UPDATE: Upper East Side Building Finally Gets Heat, Hot Water Back
NEW YORK (CBSNewYork) -- Residents have had to bundle up in their Upper East Side apartments and use stoves to keep warm. They said not only have they been without heat for days, they also didn't have hot water.
UPDATE (9 p.m. ET): CBS2 has been demanding answers on this story for two days and just before 6 p.m. on Monday, CBS2 got action. Tennants reported they just got their heat and hot water back. The city says they were able to turn it back on by making emergency repairs to the building's boiler.
MORE: Exclusive: UES Residential Building Without Heat For A Week
The Department of Housing and Preservation's emergency repair unit arrived on the scene at the building at 260 E. 72nd St., near Second Avenue late Sunday night and issued more violations for inadequate heat. According to CBS2's Lisa Rozner, the team is now looking to see what emergency repairs need to be done.

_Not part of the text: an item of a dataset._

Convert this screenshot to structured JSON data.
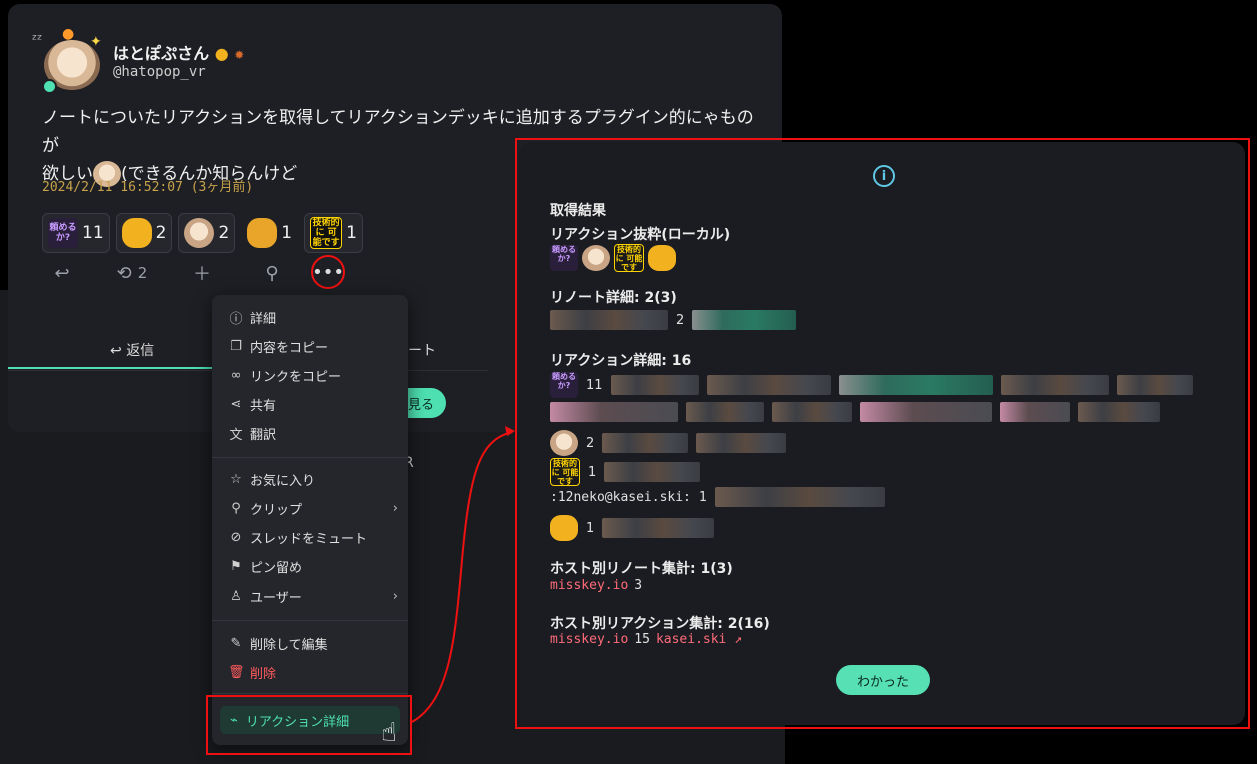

After another frigid night in her apartment, Carole Cusa made more calls Monday to Plaza Management to find out when her unit and more than two dozen others will get heat.
"There is no heat. I mean, it's as cold as can be," Cusa said.

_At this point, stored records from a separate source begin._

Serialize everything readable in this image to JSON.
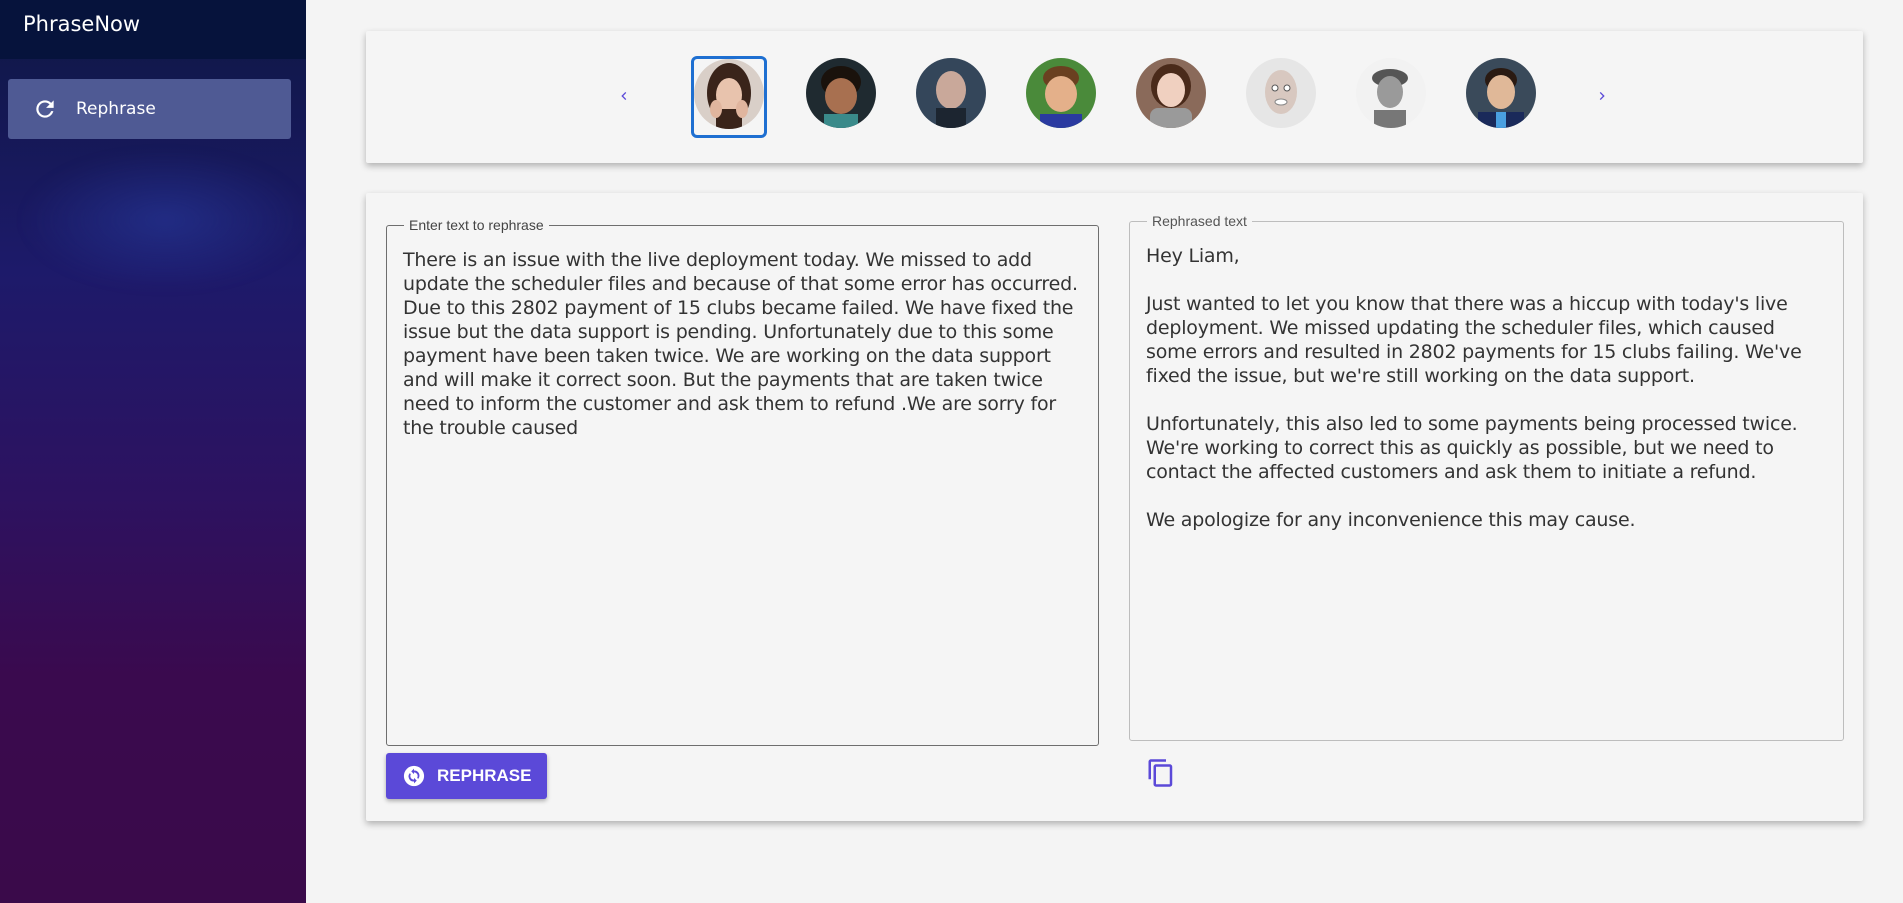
{
  "app": {
    "title": "PhraseNow"
  },
  "sidebar": {
    "items": [
      {
        "label": "Rephrase",
        "icon": "refresh-icon",
        "active": true
      }
    ]
  },
  "carousel": {
    "selected_index": 0,
    "avatars": [
      {
        "name": "avatar-woman-dark-hair"
      },
      {
        "name": "avatar-child"
      },
      {
        "name": "avatar-man-bald"
      },
      {
        "name": "avatar-boy-smiling"
      },
      {
        "name": "avatar-woman-scarf"
      },
      {
        "name": "avatar-man-funny-face"
      },
      {
        "name": "avatar-man-cap"
      },
      {
        "name": "avatar-man-suit"
      }
    ]
  },
  "input": {
    "label": "Enter text to rephrase",
    "value": "There is an issue with the live deployment today. We missed to add update the scheduler files and because of that some error has occurred. Due to this 2802 payment of 15 clubs became failed. We have fixed the issue but the data support is pending. Unfortunately due to this some payment have been taken twice. We are working on the data support and will make it correct soon. But the payments that are taken twice need to inform the customer and ask them to refund .We are sorry for the trouble caused"
  },
  "output": {
    "label": "Rephrased text",
    "value": "Hey Liam,\n\nJust wanted to let you know that there was a hiccup with today's live deployment. We missed updating the scheduler files, which caused some errors and resulted in 2802 payments for 15 clubs failing. We've fixed the issue, but we're still working on the data support.\n\nUnfortunately, this also led to some payments being processed twice. We're working to correct this as quickly as possible, but we need to contact the affected customers and ask them to initiate a refund.\n\nWe apologize for any inconvenience this may cause."
  },
  "actions": {
    "rephrase_label": "REPHRASE"
  },
  "colors": {
    "accent": "#5b49d8",
    "selected_border": "#1e6fd1",
    "sidebar_active": "#4f5a94"
  }
}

Geraldine Czenszak, who is 87, said she is doing everything she can to stay warm.
"It's the worst ever. I've never been so frozen. I had two to three layers of blankets on me," Czenszak said.

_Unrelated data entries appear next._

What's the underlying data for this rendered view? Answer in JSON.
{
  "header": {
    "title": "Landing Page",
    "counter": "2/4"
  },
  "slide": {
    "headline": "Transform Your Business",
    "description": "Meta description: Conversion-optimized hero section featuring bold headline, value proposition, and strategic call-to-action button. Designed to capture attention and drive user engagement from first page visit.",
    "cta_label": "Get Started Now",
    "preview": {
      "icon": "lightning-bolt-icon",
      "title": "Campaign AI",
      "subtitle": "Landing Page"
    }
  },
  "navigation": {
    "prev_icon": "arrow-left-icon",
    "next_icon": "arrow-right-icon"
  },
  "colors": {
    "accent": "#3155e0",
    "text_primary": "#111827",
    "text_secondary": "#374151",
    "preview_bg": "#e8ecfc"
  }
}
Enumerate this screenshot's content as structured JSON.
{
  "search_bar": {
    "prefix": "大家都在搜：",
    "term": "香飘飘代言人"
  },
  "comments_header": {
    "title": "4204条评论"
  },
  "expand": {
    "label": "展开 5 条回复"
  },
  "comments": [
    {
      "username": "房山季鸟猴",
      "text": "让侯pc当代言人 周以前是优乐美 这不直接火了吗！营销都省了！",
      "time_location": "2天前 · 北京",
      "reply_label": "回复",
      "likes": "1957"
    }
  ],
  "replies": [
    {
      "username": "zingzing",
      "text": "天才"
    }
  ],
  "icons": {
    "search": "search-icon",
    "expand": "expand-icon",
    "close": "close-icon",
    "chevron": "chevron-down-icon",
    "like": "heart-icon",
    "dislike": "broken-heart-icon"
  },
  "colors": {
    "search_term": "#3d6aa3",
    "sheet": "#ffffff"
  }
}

Residents were told the boiler is broken, so for the last month a mobile unit on the street was supplying warmth to the building. However, on Wednesday they woke up to frozen air and found out the unit was no longer working. Margery Koen, who has been using a heating pad to sleep, said no one has been back to fix it since Friday.
"That's what's getting me so upset, that nobody's working on it. It's an emergency," Koen said.
On Nov. 1, Plaza Management out of Williamsburg, Brooklyn, took over the rent-stabilized property. On Wednesday, a lawyer for the tenants sent a letter to an executive stating, "They were told by Plaza Management's representative the heat and hot water would be restored immediately," adding this is "egregious and unlawful tenant harassment, intended to force our clients from their homes."
"Nobody told me anything. I could have maybe made other plans, arrangements, to go somewhere else, or, you know, to a relative. But I did not know until I got home," another tenant said.
The mobile boiler remained at the scene Monday morning still not repaired. CBS2's Rozner reported she did see someone come by to check it out, but that person would say what city agency they were from. They could be from the property company, but that company was not returning CBS2's calls or emails.